Paul Waldman, a columnist with The Washington Post, warned last month that growing demands for religious exemptions from COVID-19 vaccines will jeopardize the nation’s ability to defeat the virus.

Waldman noted that as vaccine mandates take hold, increasing numbers of Americans are saying that they have religious objections to getting the shots. Waldman postulated that many of these people don’t really have a religious belief against vaccines and are just claiming they do to dodge getting vaccinated.

Opposition to vaccines, Waldman wrote, is almost entirely political.

“Elite conservatives – both Republican politicians and influential media figures – successfully turned vaccine refusal into an emblem of conservative identity and resistance to the Biden presidency,” he wrote. “As a result, vaccination rates are highest in blue states and lowest in red states.
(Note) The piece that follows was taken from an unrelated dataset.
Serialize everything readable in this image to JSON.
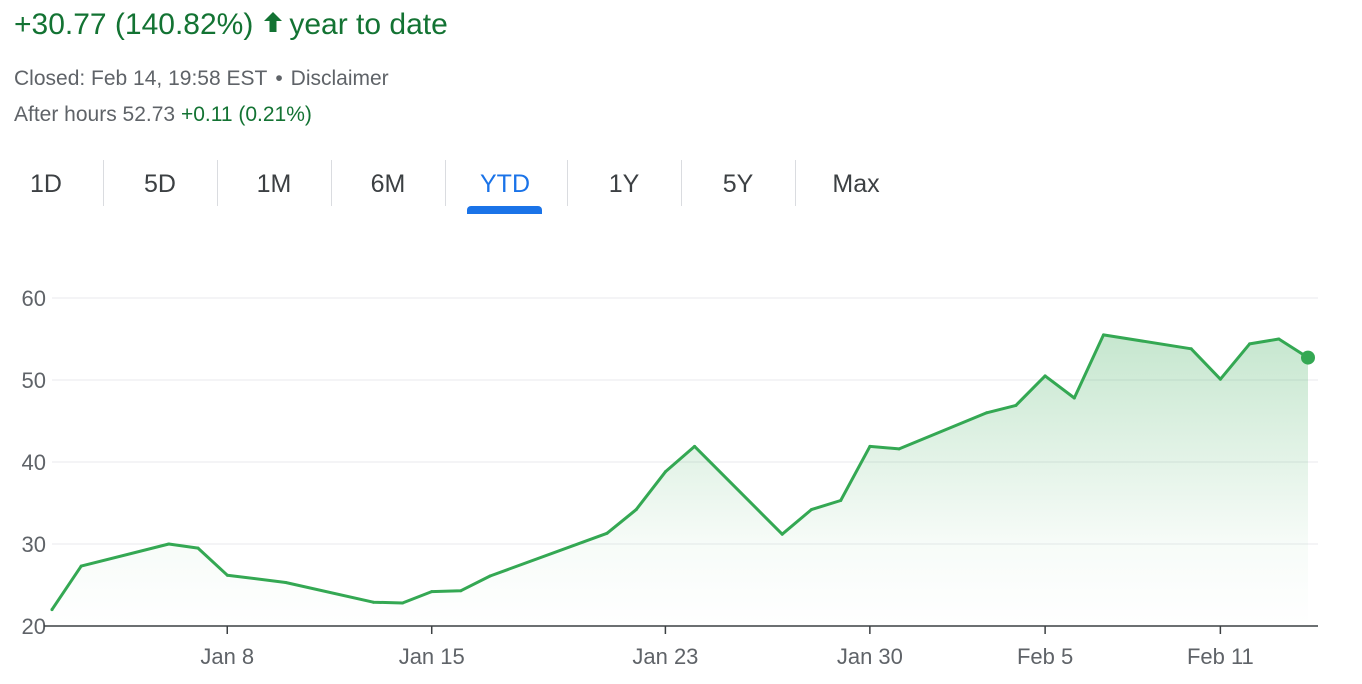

That vaccine refusal has become deeply political – not religious – is obvious to everyone, and most conservative refusers are forthright about it, not bothering to search for a Bible verse they can use to dress up their opposition in religious terms.”

Added Waldman, “One way or another, employers will face a deluge of exemption requests that are anything but ‘sincere.’ You will not be surprised to learn that Facebook is full of groups where people trade tips on how to work the system to get religious exemptions. And the con artists are cashing in: One pastor in Oklahoma will give you a form to download to claim a religious exemption – if you donate to his church.”

Waldman concluded, “So while we’ve had minor debates about religious exemptions to school vaccines before, we’re about to see a huge increase in the number of people who in the past gladly got flu shots and had their kids immunized against diseases such as measles and rubella, but have now suddenly discovered that God doesn’t want them to get the coronavirus vaccine. And we’ll all be put at risk.”

As this issue of Church & State went to press, the question of religious exemptions for vaccines remained unsettled. The U.S. Supreme Court Oct. 29 declined to grant an emergency order lifting a vaccine mandate for health care workers in Maine who are seeking religious exemptions. However, other legal challenges to vaccine mandates are pending.